Note that I will still own the GIL and not be releasing it with NumPy's threading support. Also, even if NumPy makes no guarantees about thread safety but PyArray_DATA is thread-safe in practice, that's good enough for me.

I'm running Python 2.6.6 with NumPy 1.3.0 on Linux.

ide
  • 19,942
  • 5
  • 64
  • 106

1 Answers1

7

Answering my own question here, but after poking into the source code for NumPy 1.3.0, I believe the answer is: Yes, PyArray_DATA is thread-safe.

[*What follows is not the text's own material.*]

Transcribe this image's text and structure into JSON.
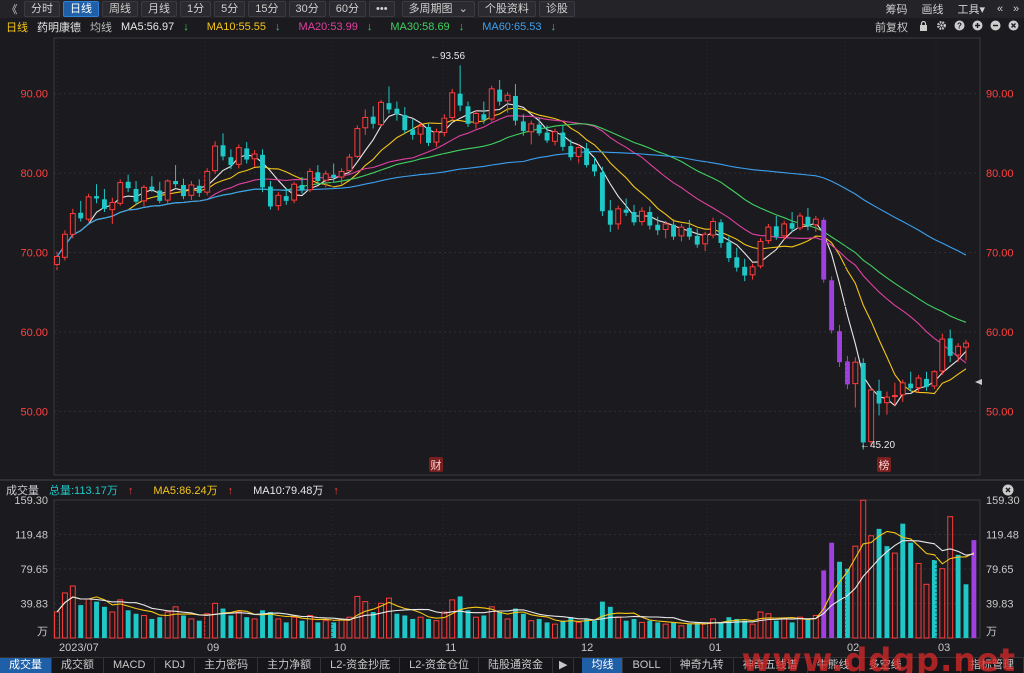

  1. PyArray_DATA is defined in ndarrayobject.h:

    #define PyArray_DATA(obj) ((void *)(((PyArrayObject *)(obj))->data))
    
  2. The PyArrayObject struct type is defined in the same file; the field of interest is:

    char *data;
    

    So now, the question is whether accessing data from multiple threads is safe or not.

  3. Creating a new NumPy array from scratch (i.e., not deriving it from an existing data structure) passes a NULL data pointer to PyArray_NewFromDescr, defined in arrayobject.c.

  4. This causes PyArray_NewFromDescr to invoke PyDataMem_NEW in order to allocate memory for the PyArrayObject's data field. This is simply a macro for malloc:

    #define PyDataMem_NEW(size) ((char *)malloc(size))
    

In summary, PyArray_DATA is thread-safe and as long as the NumPy arrays are created separately, it is safe to write to them from different threads.

ide
  • 19,942
  • 5
  • 64
  • 106